Vergi affı ve diğer nedenlerle, vatandaş vergi cezalarını da ödeme gereği duymaz oldu. 1996'da 56 trilyonluk vergi zam ve cezasının sadece 25.7 trilyonu, 1997'nin ilk yarısında da 60.4 trilyonluk cezanın sadece 12.9 trilyonu devlete yatırıldı.

Götürü vergi, istisna ve muafiyetler de vergide kayıp ve kaçağı artırıyor.

Hayat standardı düşük vergi ödeme aracı oldu. Mükelleflerin düşük gelir beyanında bulunmalarının önüne geçmek için getirilen ve en düşük bildirimi öngören hayat standardı, tam tersi az vergi ödeme aracı haline dönüştü. Günümüzde mükelleflerin yüzde 80'i, ne kadar kazanırsa kazansın, hayat standardı kadar beyanda bulunuyor.

Kayıtlı utanmazlığın 40 yöntemi

Maliye Bakanlığı'nın belirlemelerine göre, Türkiye'de vergi kaçırmada 40'a yakın yol izleniyor. Bu yöntemlerle hasılat gizlenirken, maliyetler de olduğundan yüksek gösteriliyor. Bakanlığın tespit ettiği vergi kaçırma yollarından bazıları şunlar:

Yapılan hizmetler ya da mal teslimleri karşılığında yasal belge düzenlememek ya da düşük tutarlı belge düzenlemek.

Belgeleri muhasebe defterlerine eksik kaydetmek. Paravan firma ya da şahıslar kullanarak hasılatı başkasına maletmek.

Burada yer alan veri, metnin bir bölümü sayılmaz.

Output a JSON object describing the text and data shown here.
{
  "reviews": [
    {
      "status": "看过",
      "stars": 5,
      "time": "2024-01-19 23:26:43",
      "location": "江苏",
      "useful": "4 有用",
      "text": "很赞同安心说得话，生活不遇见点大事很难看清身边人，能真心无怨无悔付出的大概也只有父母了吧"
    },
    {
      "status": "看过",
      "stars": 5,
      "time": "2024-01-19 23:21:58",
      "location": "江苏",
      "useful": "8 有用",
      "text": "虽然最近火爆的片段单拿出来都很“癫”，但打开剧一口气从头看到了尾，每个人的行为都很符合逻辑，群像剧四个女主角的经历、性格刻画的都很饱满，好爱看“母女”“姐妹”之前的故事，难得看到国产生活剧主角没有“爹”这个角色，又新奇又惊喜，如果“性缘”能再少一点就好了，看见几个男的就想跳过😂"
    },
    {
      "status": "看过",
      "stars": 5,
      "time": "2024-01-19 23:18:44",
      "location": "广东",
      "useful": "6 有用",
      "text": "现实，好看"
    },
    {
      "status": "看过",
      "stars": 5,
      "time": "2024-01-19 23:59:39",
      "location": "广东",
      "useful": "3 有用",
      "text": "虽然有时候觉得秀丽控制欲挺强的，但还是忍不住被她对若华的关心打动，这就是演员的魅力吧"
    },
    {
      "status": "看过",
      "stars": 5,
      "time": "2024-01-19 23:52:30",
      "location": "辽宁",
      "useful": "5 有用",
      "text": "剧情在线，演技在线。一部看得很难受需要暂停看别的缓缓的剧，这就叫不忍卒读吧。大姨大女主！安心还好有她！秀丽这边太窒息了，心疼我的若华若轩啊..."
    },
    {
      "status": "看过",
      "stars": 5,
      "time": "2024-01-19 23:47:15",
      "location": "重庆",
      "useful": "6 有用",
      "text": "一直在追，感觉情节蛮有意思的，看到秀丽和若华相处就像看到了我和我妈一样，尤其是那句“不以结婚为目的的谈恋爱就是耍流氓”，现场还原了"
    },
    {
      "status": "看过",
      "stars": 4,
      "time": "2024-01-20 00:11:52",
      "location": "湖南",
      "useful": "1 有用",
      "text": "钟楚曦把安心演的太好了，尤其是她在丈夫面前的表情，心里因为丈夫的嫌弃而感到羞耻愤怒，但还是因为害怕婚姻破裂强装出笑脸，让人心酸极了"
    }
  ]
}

Teminat maksadıyla verilen para veya menkul kıymetlere üçüncü kişilerce tahakkuk ettirilen faizi kaydetmemek.

Döviz veya döviz cinsinden alacaklardan doğan kur farkını hesaplamamak.

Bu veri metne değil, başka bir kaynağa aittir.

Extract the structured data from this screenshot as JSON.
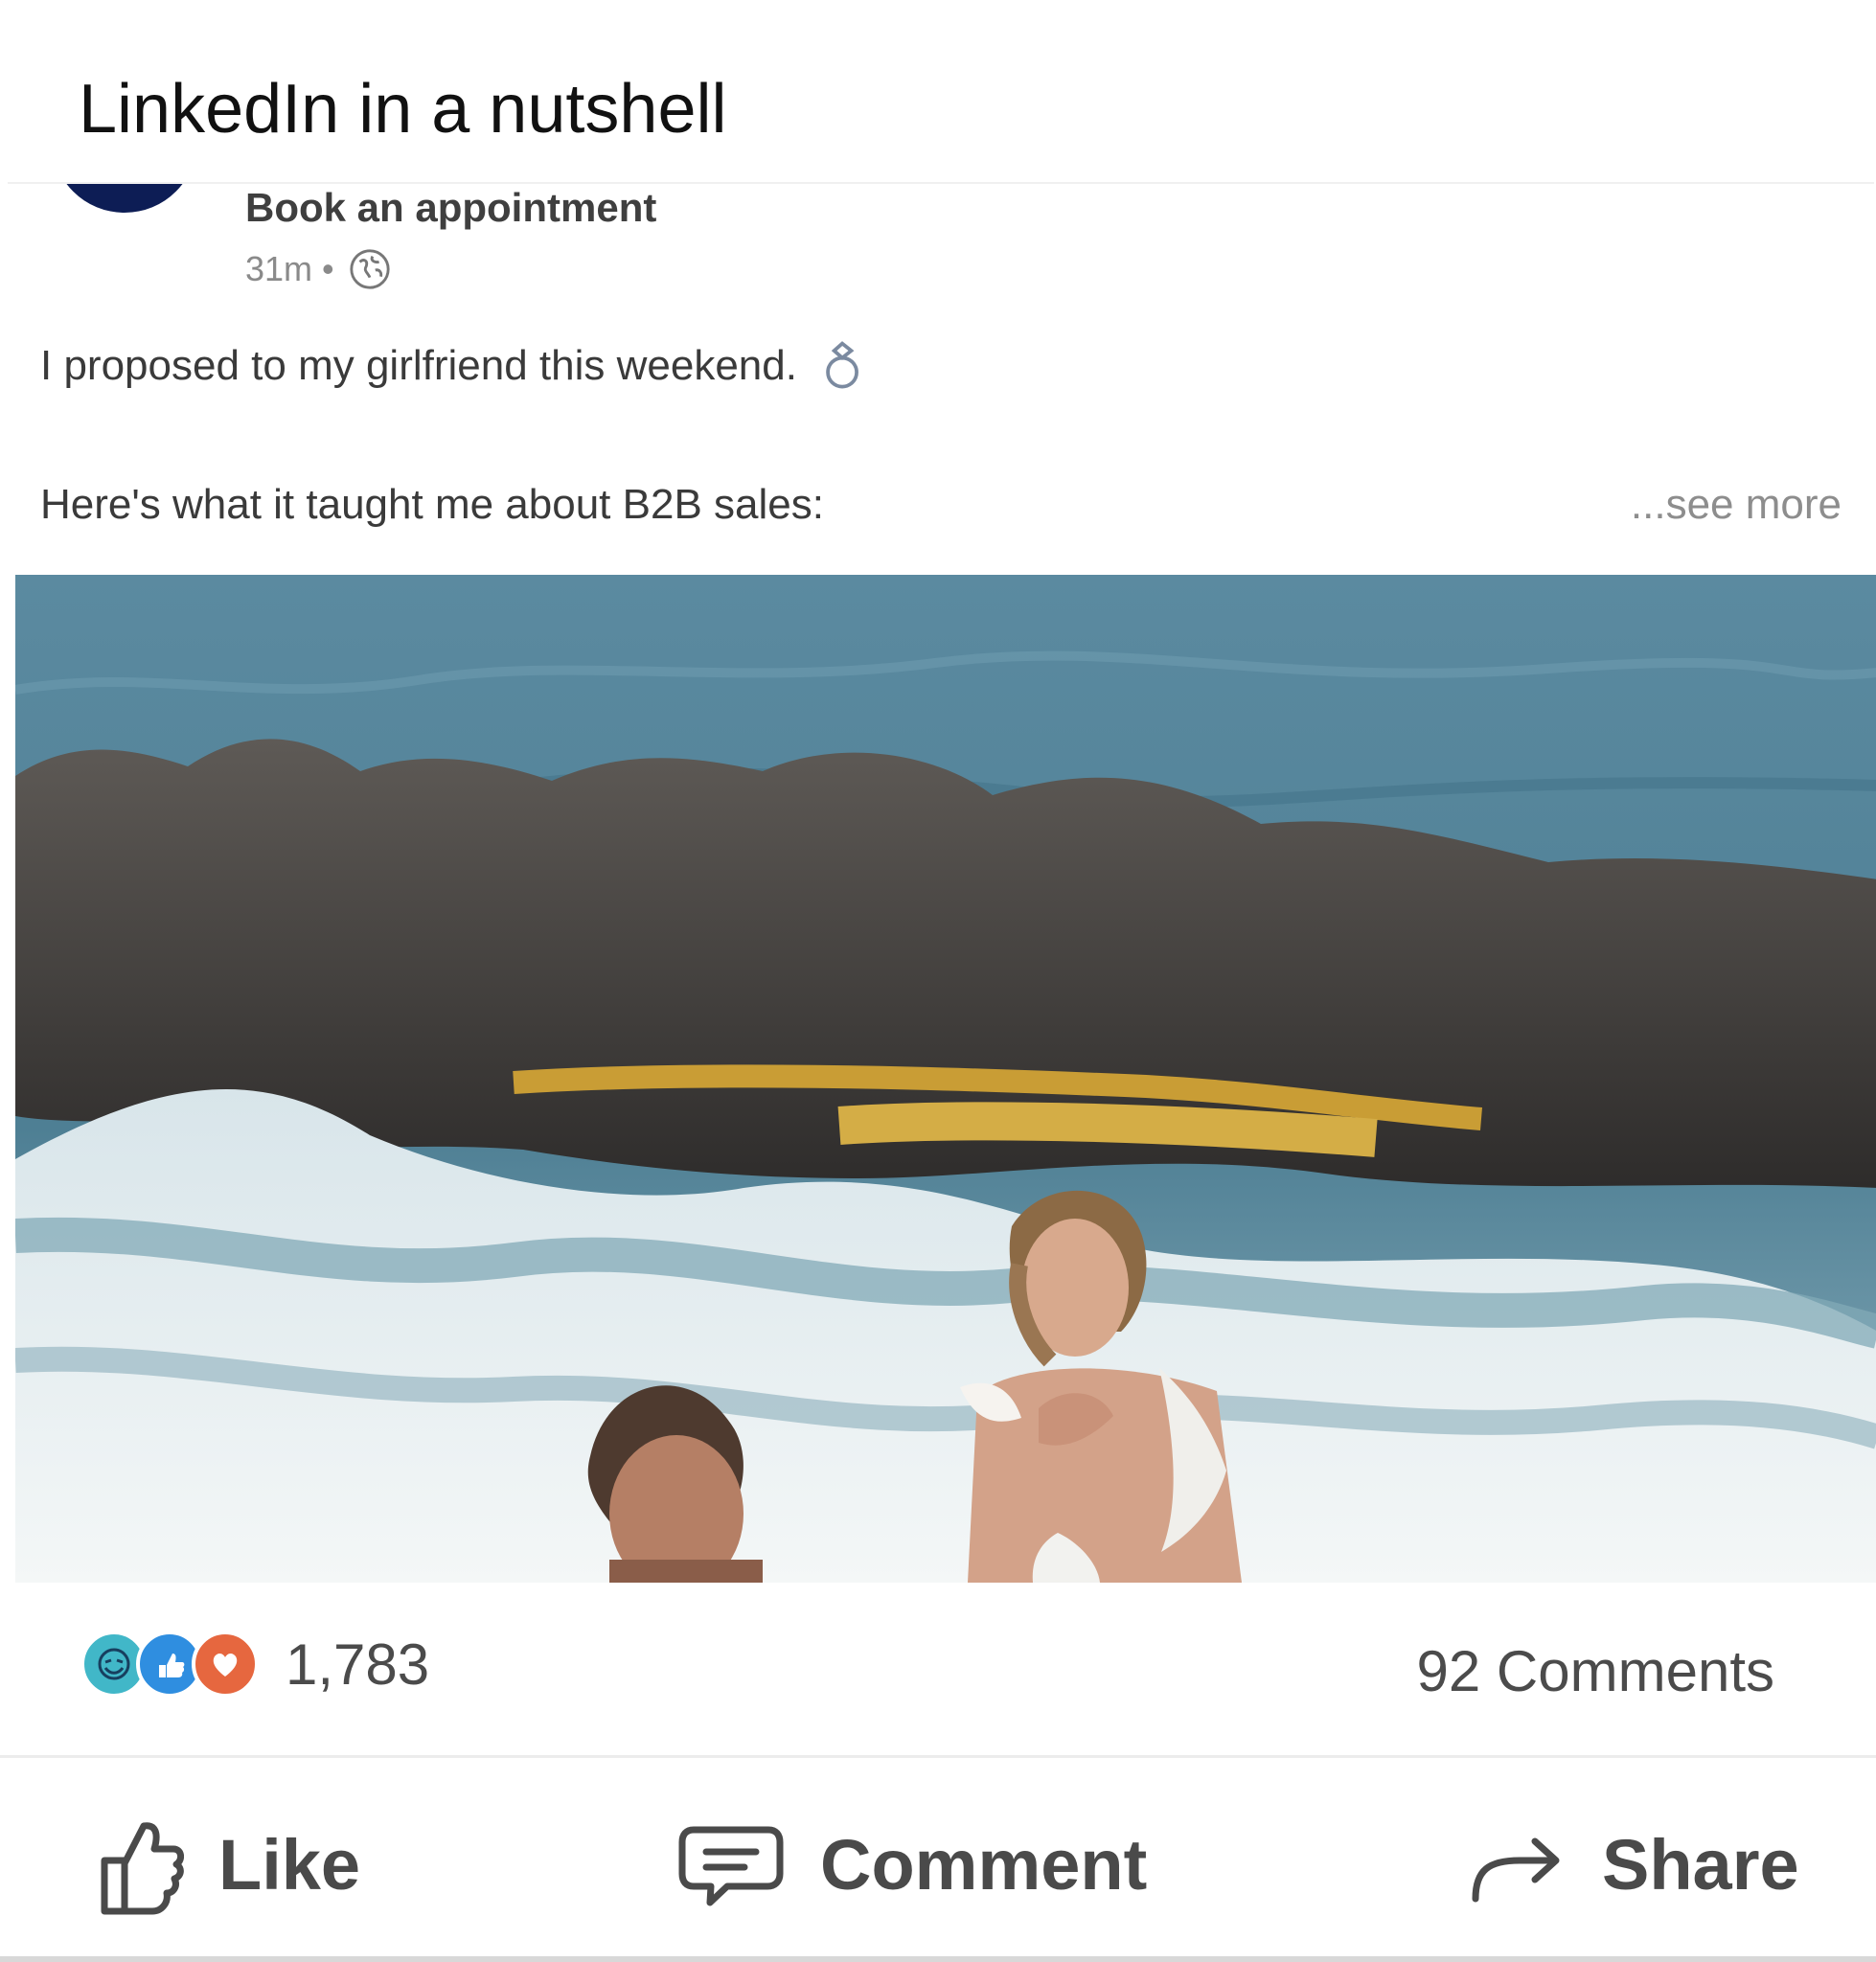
{
  "caption": "LinkedIn in a nutshell",
  "post": {
    "author_subtitle": "Book an appointment",
    "time": "31m",
    "separator": "•",
    "visibility_icon": "globe-icon",
    "line1": "I proposed to my girlfriend this weekend.",
    "line1_icon": "ring-icon",
    "line2": "Here's what it taught me about B2B sales:",
    "see_more": "...see more",
    "image_alt_icon": "beach-proposal-photo"
  },
  "social": {
    "reaction_icons": [
      "laugh-reaction-icon",
      "like-reaction-icon",
      "love-reaction-icon"
    ],
    "reaction_count": "1,783",
    "comments": "92 Comments"
  },
  "actions": {
    "like": "Like",
    "comment": "Comment",
    "share": "Share"
  },
  "colors": {
    "avatar": "#0d1d55",
    "laugh": "#41b7c8",
    "like": "#2f8ee0",
    "love": "#e6673f",
    "muted_text": "#8a8a8a",
    "action_text": "#4a4a4a"
  }
}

Taksitli satış veya geç ödemede müşterilerden alınan vade farkını kayıtlara yansıtmamak.

Arızi gelirleri yasal kayıtların dışında tutmak.

Muhasebe defterleri üzerinde giderleri olduğundan fazla göstermek, belgelerde tahrifat yapmak.

İş ile ilgisi olmayan şahsi giderleri indirim konusu yapmak.

Döviz cinsinden olan bir borçtan kaynaklanan kur farkını fazla hesaplamak.

Götürülük sınırının aşılmasına rağmen, bunu vergi dairesine bildirmeyerek, düşük vergi ödemek.

Kurumların yüksek ya da düşük bedellerle satış, kiralama, borç verme yoluyla kârın bir bölümünü örtülü yoldan ortaklara aktararak düşük Kurumlar Vergisi ödemesi.

Haberle ilgili daha fazlası:

BAKMADAN GEÇME!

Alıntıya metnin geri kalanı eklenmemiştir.